When She Said She Wanted to Tea Party, that Wasn’t an Invitation
Sarah Palin will be in Chicago May 12 to raise money for the Republican Party, but the event at Rosemont Theatre isn’t the only one using her popular appeal to draw a crowd. If the tickets for the fundraiser are a bit rich for your budget–or if you’d just rather ogle her naked than hear her speak–there’s also the Sarah Palin lookalike contest at the Admiral Theatre (a gentlemen’s club).
A contest like this is like an outsized, publicized catcall. And as always happens with catcalls, someone will surely rush to defend the Contest as merely a “compliment,” or simple admiration. In fact, the Sexy Sarah Palin event (“less taxation, more flirtation!”) purports to be “supporting the Tea Party movement,” donating a portion of the proceeds to the cause. But how can you explain the sentiment behind such an event without addressing the belittlement of Palin herself? Okay, so you find her attractive. That is not, in itself, injurious. But to subject her to sexual scrutiny (by proxy and without her consent), during the very same evening she is giving a political lecture, is to suggest, loudly, that you disregard whatever she has to say and offer her physical appearance as the more proper means of assessing her. That however she intends to define herself, she cannot escape her other role as the object of YOUR sexual fantasy.
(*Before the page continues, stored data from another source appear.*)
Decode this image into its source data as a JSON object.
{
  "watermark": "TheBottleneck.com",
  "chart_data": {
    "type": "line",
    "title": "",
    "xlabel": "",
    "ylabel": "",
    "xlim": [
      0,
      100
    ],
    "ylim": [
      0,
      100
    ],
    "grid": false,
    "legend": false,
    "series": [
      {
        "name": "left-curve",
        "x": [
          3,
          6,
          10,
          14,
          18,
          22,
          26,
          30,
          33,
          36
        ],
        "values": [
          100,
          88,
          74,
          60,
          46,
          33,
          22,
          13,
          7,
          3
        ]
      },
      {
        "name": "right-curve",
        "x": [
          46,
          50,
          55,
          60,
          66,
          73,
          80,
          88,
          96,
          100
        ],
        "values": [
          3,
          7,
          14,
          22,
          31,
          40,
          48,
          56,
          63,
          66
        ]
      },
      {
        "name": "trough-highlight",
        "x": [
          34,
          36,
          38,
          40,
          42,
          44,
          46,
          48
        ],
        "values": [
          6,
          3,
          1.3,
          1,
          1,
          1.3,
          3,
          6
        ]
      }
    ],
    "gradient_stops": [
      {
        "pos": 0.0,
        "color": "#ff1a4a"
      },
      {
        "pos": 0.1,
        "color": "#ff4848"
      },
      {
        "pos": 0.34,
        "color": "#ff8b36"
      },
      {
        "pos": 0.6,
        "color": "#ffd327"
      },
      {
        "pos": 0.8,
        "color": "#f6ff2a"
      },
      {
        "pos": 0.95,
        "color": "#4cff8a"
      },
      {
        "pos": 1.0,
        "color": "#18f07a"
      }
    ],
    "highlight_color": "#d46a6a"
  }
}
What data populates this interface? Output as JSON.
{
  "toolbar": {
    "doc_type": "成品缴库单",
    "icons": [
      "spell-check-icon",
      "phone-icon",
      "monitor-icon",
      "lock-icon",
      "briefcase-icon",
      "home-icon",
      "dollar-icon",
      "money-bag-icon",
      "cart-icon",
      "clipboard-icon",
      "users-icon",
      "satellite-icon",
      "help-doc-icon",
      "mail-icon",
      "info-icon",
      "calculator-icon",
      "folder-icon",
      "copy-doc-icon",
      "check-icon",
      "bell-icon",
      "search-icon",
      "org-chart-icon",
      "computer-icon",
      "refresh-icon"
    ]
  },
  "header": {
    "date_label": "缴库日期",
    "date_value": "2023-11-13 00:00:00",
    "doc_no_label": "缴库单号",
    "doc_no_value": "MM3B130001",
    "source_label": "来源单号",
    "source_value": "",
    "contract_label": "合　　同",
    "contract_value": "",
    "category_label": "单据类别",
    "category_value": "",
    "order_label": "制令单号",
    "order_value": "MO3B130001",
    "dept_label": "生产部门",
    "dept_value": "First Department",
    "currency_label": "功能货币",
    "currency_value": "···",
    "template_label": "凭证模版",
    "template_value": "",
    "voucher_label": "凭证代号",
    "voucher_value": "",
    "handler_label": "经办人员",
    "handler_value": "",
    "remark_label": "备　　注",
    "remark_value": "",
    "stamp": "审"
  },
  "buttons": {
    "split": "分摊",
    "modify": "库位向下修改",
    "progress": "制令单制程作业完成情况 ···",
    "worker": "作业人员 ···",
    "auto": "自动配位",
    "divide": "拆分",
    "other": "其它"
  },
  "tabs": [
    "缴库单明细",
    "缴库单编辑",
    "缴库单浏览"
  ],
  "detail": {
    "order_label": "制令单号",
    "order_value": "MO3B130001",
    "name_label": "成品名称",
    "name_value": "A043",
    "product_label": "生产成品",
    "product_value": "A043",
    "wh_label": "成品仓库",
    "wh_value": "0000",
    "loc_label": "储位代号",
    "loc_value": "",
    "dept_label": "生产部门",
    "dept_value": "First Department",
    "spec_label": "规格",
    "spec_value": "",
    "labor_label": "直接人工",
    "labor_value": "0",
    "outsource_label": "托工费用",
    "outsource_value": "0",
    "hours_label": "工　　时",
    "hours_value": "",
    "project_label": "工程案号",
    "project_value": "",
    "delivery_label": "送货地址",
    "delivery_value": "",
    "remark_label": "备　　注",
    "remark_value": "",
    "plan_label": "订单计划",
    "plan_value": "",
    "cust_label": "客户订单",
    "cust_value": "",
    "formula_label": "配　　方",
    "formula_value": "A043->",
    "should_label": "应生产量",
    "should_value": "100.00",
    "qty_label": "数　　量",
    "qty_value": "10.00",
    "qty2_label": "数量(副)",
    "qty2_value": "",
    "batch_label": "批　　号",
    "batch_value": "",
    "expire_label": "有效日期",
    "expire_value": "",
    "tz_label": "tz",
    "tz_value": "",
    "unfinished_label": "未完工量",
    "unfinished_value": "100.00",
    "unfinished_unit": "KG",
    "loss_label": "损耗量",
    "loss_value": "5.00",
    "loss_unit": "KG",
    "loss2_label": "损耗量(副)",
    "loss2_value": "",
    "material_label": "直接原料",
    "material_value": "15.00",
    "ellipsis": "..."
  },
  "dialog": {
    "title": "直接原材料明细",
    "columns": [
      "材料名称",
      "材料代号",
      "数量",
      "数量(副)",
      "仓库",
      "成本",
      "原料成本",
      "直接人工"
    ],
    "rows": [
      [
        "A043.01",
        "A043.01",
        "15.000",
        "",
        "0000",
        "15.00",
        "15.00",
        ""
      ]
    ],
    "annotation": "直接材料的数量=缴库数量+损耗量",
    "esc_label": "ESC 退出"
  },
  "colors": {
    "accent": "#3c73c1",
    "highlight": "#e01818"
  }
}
Even if you say you’re on the side of her political project, there’s no way to get around the fact of your subverting her chosen identity.
This is how catcalling always works, on the street, in the officeplace, or through an orchestrated media event: the message to the catcalled woman is not just, “I find you attractive,” but, “whatever else you are, remember you are still the object of male desire.” That’s why it’s offensive, even threatening, when it happens. And the organizers at the Admiral aren’t leaving it as a joke amongst their audience–they’ve invited Palin to be a “celebrity judge,” making damn sure she’s aware of exactly how they’ve pigeonholed her. (She hasn’t responded, surprise surprise.) This is a hostile act, no matter how you slice it.